Do Conteúdo e dos Objetivos da Medida Provisória nº 927, de 22 de março de 2020:

A nova Medida Provisória traz que, durante o estado de calamidade pública, o empregado e o empregador poderão celebrar acordo individual escrito, a fim de garantir a permanência do vínculo empregatício, que terá preponderância sobre os demais instrumentos normativos, legais e negociais, respeitados os limites estabelecidos na Constituição Federal.

Tal previsão vem ao encontro do anseio de vários setores econômicos, preocupados com a desaceleração da economia neste período de esforços no combate à pandemia, e que passam a poder contar com regras que, entre outras medidas, permitem a redução da jornada de trabalho e da remuneração dos trabalhadores, o que recomendamos que seja feito, se for o caso, observando sempre a proporção da jornada reduzida, salvo disposições mais benéficas para os trabalhadores.

As regras deste ato normativo vieram para flexibilizar a legislação trabalhista aplicável e adaptá-la ao atual contexto, pois até então, as poucas alternativas dispostas nas regras em vigor passavam apenas por hipóteses como a possibilidade de se celebrar acordo individual para negociar a redução da jornada e do salário com os chamados empregados “hipersuficientes”, que são aqueles que têm ensino superior e ganham, no mínimo, duas vezes o valor do teto da Previdência Social como remuneração (R$12.202,12 atualmente).

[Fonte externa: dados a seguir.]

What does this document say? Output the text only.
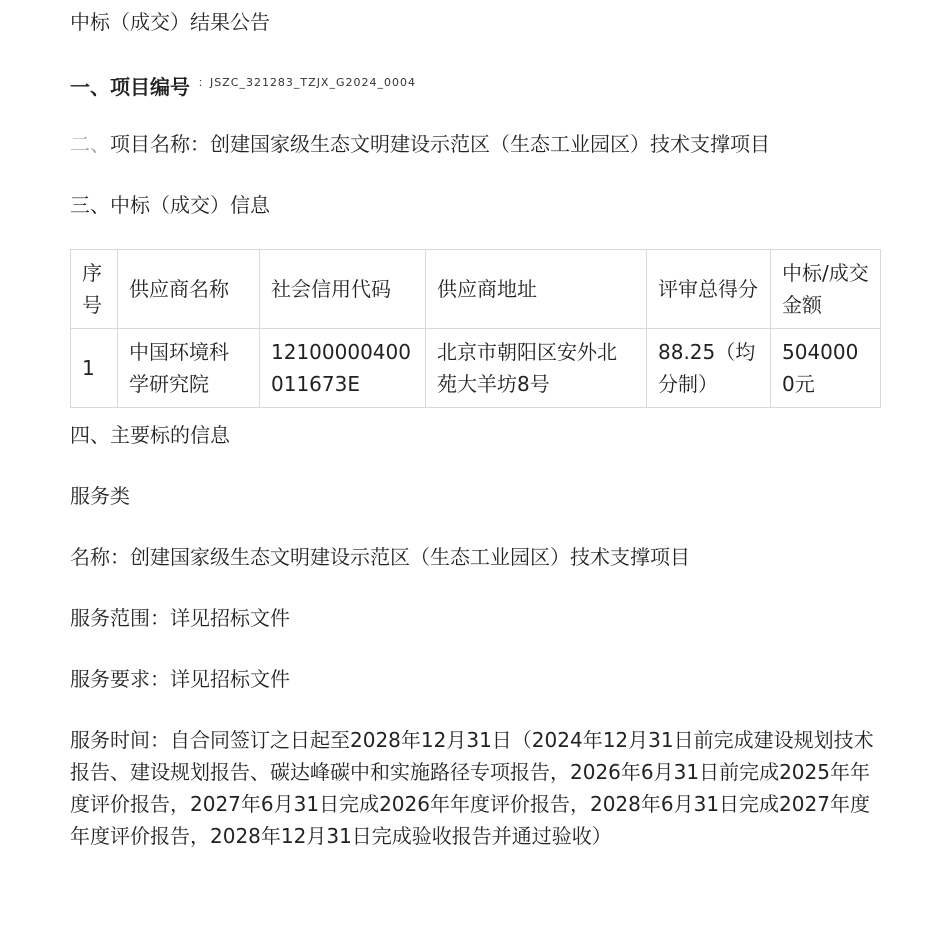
中标（成交）结果公告
一、项目编号 $^{:JSZC\_321283\_TZJX\_G2024\_0004}$
二、项目名称：创建国家级生态文明建设示范区（生态工业园区）技术支撑项目
三、中标（成交）信息
序号	供应商名称	社会信用代码	供应商地址	评审总得分	中标/成交金额
1	中国环境科学研究院	12100000400011673E	北京市朝阳区安外北苑大羊坊8号	88.25（均分制）	5040000元
四、主要标的信息
服务类
名称：创建国家级生态文明建设示范区（生态工业园区）技术支撑项目
服务范围：详见招标文件
服务要求：详见招标文件
服务时间：自合同签订之日起至2028年12月31日（2024年12月31日前完成建设规划技术报告、建设规划报告、碳达峰碳中和实施路径专项报告，2026年6月31日前完成2025年年度评价报告，2027年6月31日完成2026年年度评价报告，2028年6月31日完成2027年度年度评价报告，2028年12月31日完成验收报告并通过验收）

Ou ainda, a redução da jornada de trabalho com a redução proporcional do salário de todos os empregados, considerando os motivos de força maior que a declaração da pandemia impôs, nos termos do art. 503 da CLT, que limita tal redução a 25%, valendo ressaltar que não é unânime, entre julgadores e doutrinadores, a recepção deste dispositivo da CLT pela Constituição Federal.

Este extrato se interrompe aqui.